La maladie rénale chronique (IRC) touche plus de 10 % de la population adulte mondiale et est étroitement liée à des facteurs cardiométaboliques tels que le diabète, l’hypertension et l’obésité. Des recherches antérieures ont déjà mis en évidence un lien entre une durée de sommeil inadéquate (trop courte ou trop longue), l’insomnie et le ronflement, et le développement d’une insuffisance rénale ou la présence de protéines dans les urines. Cependant, la plupart de ces études se concentraient sur la durée moyenne du sommeil nocturne, sans tenir compte des comportements compensatoires comme le sommeil de rattrapage du week-end.
L’étude, publiée dans la revue Renal Failure, a analysé les données de près de 5 000 adultes américains issus de l’Enquête nationale sur la santé et la nutrition (NHANES) entre 2017 et 2020. Les chercheurs ont examiné la relation entre la durée du sommeil en semaine, le sommeil de rattrapage le week-end (définie comme la différence entre la durée du sommeil du week-end et celle des jours de semaine) et la prévalence de l’IRC, définie par un débit de filtration glomérulaire estimé (DFGe) inférieur à 60 mL/min/1,73 m2 ou un rapport albumine/créatinine urinaire d’au moins 30 mg/g.

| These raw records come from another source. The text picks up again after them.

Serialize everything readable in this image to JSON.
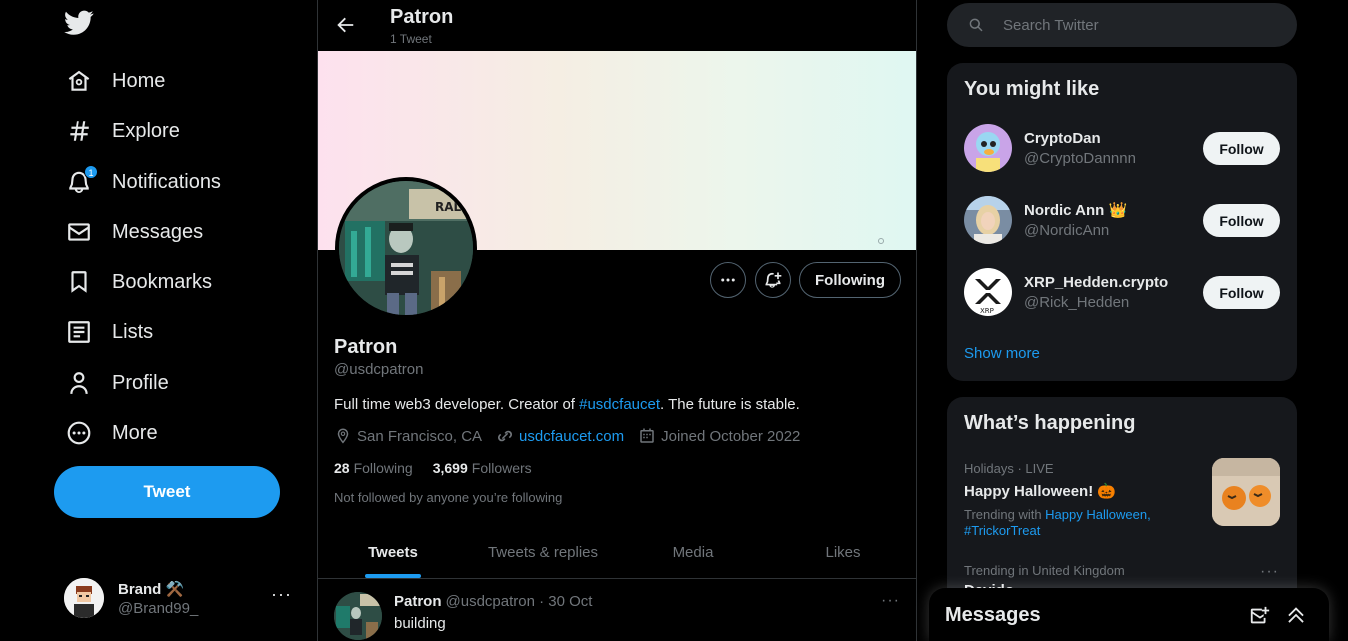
{
  "nav": {
    "items": [
      {
        "label": "Home",
        "icon": "home-icon"
      },
      {
        "label": "Explore",
        "icon": "hashtag-icon"
      },
      {
        "label": "Notifications",
        "icon": "bell-icon",
        "badge": "1"
      },
      {
        "label": "Messages",
        "icon": "envelope-icon"
      },
      {
        "label": "Bookmarks",
        "icon": "bookmark-icon"
      },
      {
        "label": "Lists",
        "icon": "list-icon"
      },
      {
        "label": "Profile",
        "icon": "person-icon"
      },
      {
        "label": "More",
        "icon": "more-circle-icon"
      }
    ],
    "tweet_button": "Tweet",
    "account": {
      "name": "Brand ⚒️",
      "handle": "@Brand99_",
      "menu": "···"
    }
  },
  "profile": {
    "header_title": "Patron",
    "header_subtitle": "1 Tweet",
    "name": "Patron",
    "handle": "@usdcpatron",
    "bio_prefix": "Full time web3 developer. Creator of ",
    "bio_tag": "#usdcfaucet",
    "bio_suffix": ". The future is stable.",
    "location": "San Francisco, CA",
    "website": "usdcfaucet.com",
    "joined": "Joined October 2022",
    "following_count": "28",
    "following_label": "Following",
    "followers_count": "3,699",
    "followers_label": "Followers",
    "not_followed": "Not followed by anyone you’re following",
    "following_button": "Following",
    "tabs": [
      "Tweets",
      "Tweets & replies",
      "Media",
      "Likes"
    ],
    "active_tab": "Tweets"
  },
  "tweet": {
    "name": "Patron",
    "handle_date": "@usdcpatron · 30 Oct",
    "text": "building"
  },
  "search": {
    "placeholder": "Search Twitter"
  },
  "you_might_like": {
    "title": "You might like",
    "users": [
      {
        "name": "CryptoDan",
        "handle": "@CryptoDannnn",
        "button": "Follow"
      },
      {
        "name": "Nordic Ann 👑",
        "handle": "@NordicAnn",
        "button": "Follow"
      },
      {
        "name": "XRP_Hedden.crypto",
        "handle": "@Rick_Hedden",
        "button": "Follow"
      }
    ],
    "show_more": "Show more"
  },
  "whats_happening": {
    "title": "What’s happening",
    "trends": [
      {
        "meta": "Holidays · LIVE",
        "name": "Happy Halloween! 🎃",
        "with_prefix": "Trending with ",
        "with_links": "Happy Halloween, #TrickorTreat"
      },
      {
        "meta": "Trending in United Kingdom",
        "name": "Davido"
      }
    ]
  },
  "messages_dock": {
    "title": "Messages"
  },
  "colors": {
    "accent": "#1d9bf0",
    "background": "#000000",
    "card": "#16181c",
    "muted": "#71767b"
  }
}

Les résultats ont révélé que les adultes qui dormaient entre deux et trois heures de plus le week-end que pendant la semaine présentaient une prévalence significativement plus faible d’IRC par rapport à ceux qui ne rattrapaient pas leur sommeil (risque ajusté de 0,44 ; intervalle de confiance à 95 %, 0,21-0,88). Aucune association statistiquement significative n’a été observée pour des durées de sommeil de rattrapage plus courtes (1 à 2 heures) ou plus longues (3 heures ou plus). L’association inverse entre le sommeil de rattrapage et l’IRC était plus marquée chez les adultes qui dormaient moins de 7 heures en semaine, ainsi que chez les personnes de moins de 60 ans, quel que soit leur indice de masse corporelle (IMC), et chez les hommes et les femmes.
Les chercheurs soulignent que ces résultats suggèrent que la répartition du sommeil pourrait être aussi importante que sa durée totale pour la santé rénale. Comme le soulignent les auteurs, « lorsque la durée du sommeil en semaine est inférieure à 7 heures, un sommeil de rattrapage de 2 à 3 heures le week-end est fortement associé à une prévalence plus faible de l’IRC ». Ils reconnaissent toutefois que l’étude présente certaines limites, notamment le fait que la durée du sommeil a été auto-déclarée, ce qui peut introduire des biais. De plus, la conception transversale de l’étude ne permet pas d’établir un lien de causalité entre le comportement du sommeil et la santé rénale.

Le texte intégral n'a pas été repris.